Choose your channels

Taj Mahal Music Review

Taj Mahal Music Review
Kabir Bedi, Manisha Koirala, Pooja Batra, Arbaaz Ali, Kim Sharma
Akhbar Khan
Music proves old is gold
Monday, May 30, 2005 • Hindi Comments

Naushad nears 90, and yet he seems capable of serving sublime surprises.

At a time when much of film music is becoming more facile than sponsored jingles, it's a pleasure beyond measure to experience Naushad's treasure-trove of ghazals in this superbly packaged, handsomely produced soundtrack.

You only have to see how this super-veteran has used Hariharan's expressive baritone in "Apni zulfein mere shanon pe bikhar jaane do" to know the difference between boys and men.

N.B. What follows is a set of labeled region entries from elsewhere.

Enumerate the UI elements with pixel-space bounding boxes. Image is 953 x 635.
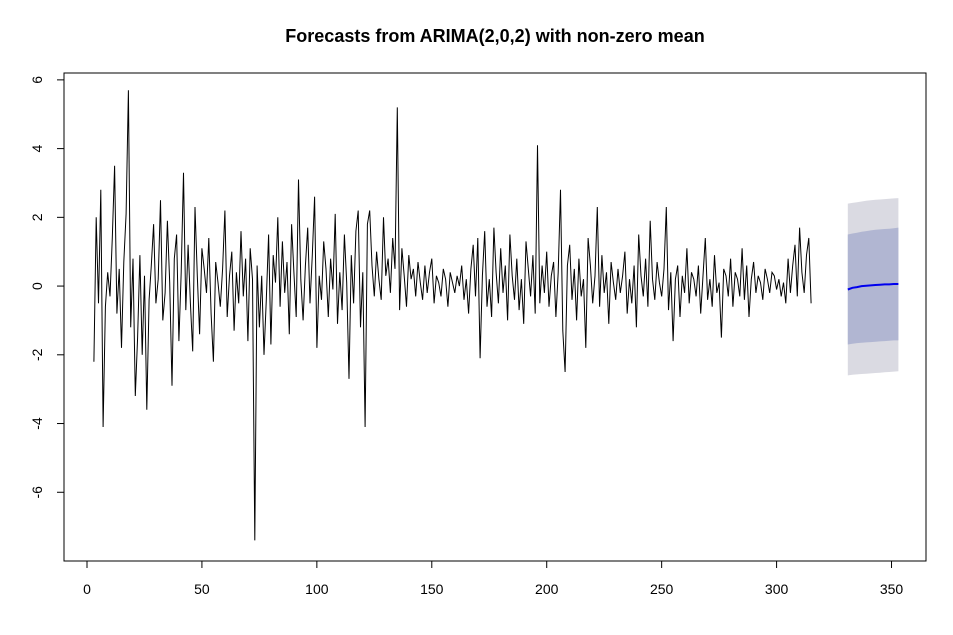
y-tick-label: -6 [29, 486, 45, 499]
y-tick-label: -2 [29, 348, 45, 361]
y-tick-label: 2 [29, 213, 45, 221]
forecast-mean-line [847, 283, 899, 291]
x-tick-label: 200 [535, 581, 559, 597]
x-tick-label: 0 [83, 581, 91, 597]
x-tick-label: 150 [420, 581, 444, 597]
x-tick-label: 100 [305, 581, 329, 597]
y-tick-label: 4 [29, 145, 45, 153]
x-axis: 0 50 100 150 200 250 300 350 [83, 560, 904, 597]
y-axis: -6 -4 -2 0 2 4 6 [29, 76, 65, 499]
x-tick-label: 50 [194, 581, 210, 597]
x-tick-label: 350 [880, 581, 904, 597]
y-tick-label: -4 [29, 417, 45, 430]
series-group [93, 90, 899, 541]
history-series-line [93, 90, 812, 541]
x-tick-label: 300 [765, 581, 789, 597]
y-tick-label: 6 [29, 76, 45, 84]
y-tick-label: 0 [29, 282, 45, 290]
chart-title: Forecasts from ARIMA(2,0,2) with non-zer… [285, 26, 704, 46]
x-tick-label: 250 [650, 581, 674, 597]
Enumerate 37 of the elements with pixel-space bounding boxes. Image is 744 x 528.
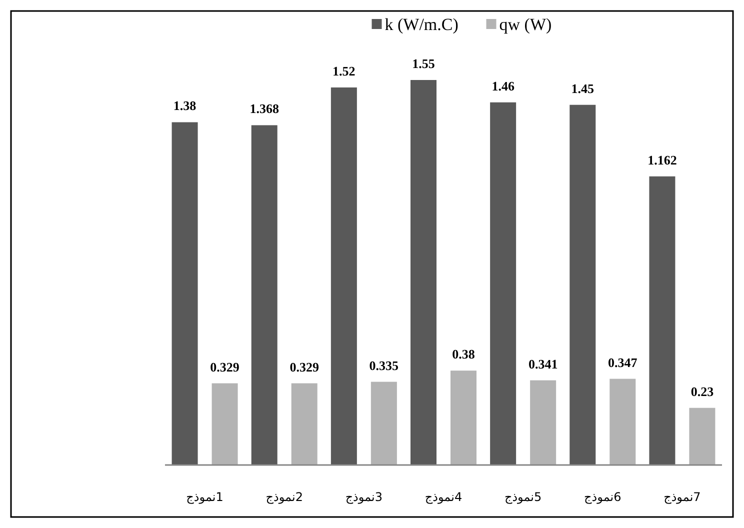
- legend-label: qw (W): [499, 15, 552, 34]
- data-label: 0.347: [608, 354, 638, 370]
- bar: [291, 383, 318, 465]
- x-tick-label: 7نموذج: [664, 490, 701, 504]
- data-label: 0.329: [290, 359, 320, 374]
- legend-label: k (W/m.C): [384, 15, 458, 34]
- bar: [610, 378, 636, 465]
- data-label: 1.46: [492, 78, 515, 94]
- x-tick-label: 3نموذج: [345, 490, 383, 504]
- x-tick-label: 5نموذج: [504, 490, 542, 504]
- data-label: 0.329: [210, 359, 240, 374]
- data-label: 1.38: [173, 98, 197, 114]
- data-label: 1.55: [412, 56, 436, 71]
- data-label: 1.368: [250, 101, 280, 116]
- bar: [570, 104, 596, 465]
- x-tick-label: 2نموذج: [266, 490, 303, 504]
- data-label: 0.335: [369, 358, 400, 373]
- bar: [649, 176, 676, 465]
- bar: [490, 102, 516, 465]
- bar: [689, 408, 716, 465]
- data-label: 0.38: [452, 346, 476, 362]
- data-label: 1.45: [571, 80, 595, 96]
- data-label: 1.52: [332, 63, 356, 78]
- bar: [410, 80, 436, 465]
- bar: [212, 383, 238, 465]
- x-tick-label: 6نموذج: [584, 490, 622, 504]
- data-label: 0.341: [528, 356, 558, 372]
- bar: [330, 87, 357, 465]
- bar: [251, 125, 278, 465]
- bar: [370, 382, 397, 465]
- x-tick-label: 1نموذج: [186, 490, 224, 504]
- bar: [172, 122, 198, 465]
- bar: [530, 380, 556, 465]
- data-label: 0.23: [690, 384, 714, 399]
- bar: [450, 370, 476, 465]
- x-tick-label: 4نموذج: [424, 490, 462, 504]
- data-label: 1.162: [648, 152, 677, 168]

Naushad drives a hard bargain. His tunes are old fashioned and they don't allow feeble modern nuances to sully the immaculate tunes. A great deal of the enchanting impact of Naushad's compositions hinges on Uttam Singh and Gurmeet Singh's expert orchestration. The chorus line seems to have jumped out of "Mughal-e-Azam" to seduce us into a state of supreme submission.  

Blessedly, Hariharan takes charge of most of the male vocals. He's joined by the atypical timbre of Preeti Uttam's voice in the skilled and unpredictable "Ajnabee thehro zara". The tune climbs to a crescendo and falls effortlessly in a whispering salutation to the oldest sentiment on earth. Love in its most ornate avatar finds gratifying expression in this album.

The duet between Kavita Krishnamurthy and Preeti Uttam in the qawwalli "Ishq ki dastaan" harks back to Lata Mangeshkar and Shamshad Begum in Naushad's "Teri mehfil mein" in "Mughal-e-Azam". And you can feel Bade Ghulam Ali Khan's soul in Ajoy Chakraborty's "Yeh kaun mujhe yaad aaya".

You can hear the footprints of a time gone by. The vocals are accompanied by a separate CD of musical themes, all persuasively pristine in their evocation of time that is gone with the wind.

This album is not on par with Naushad's "Mughal-e-Azam" or Ghulam Mohamed's "Pakeezah". But hey, this is as pure as film music gets nowadays.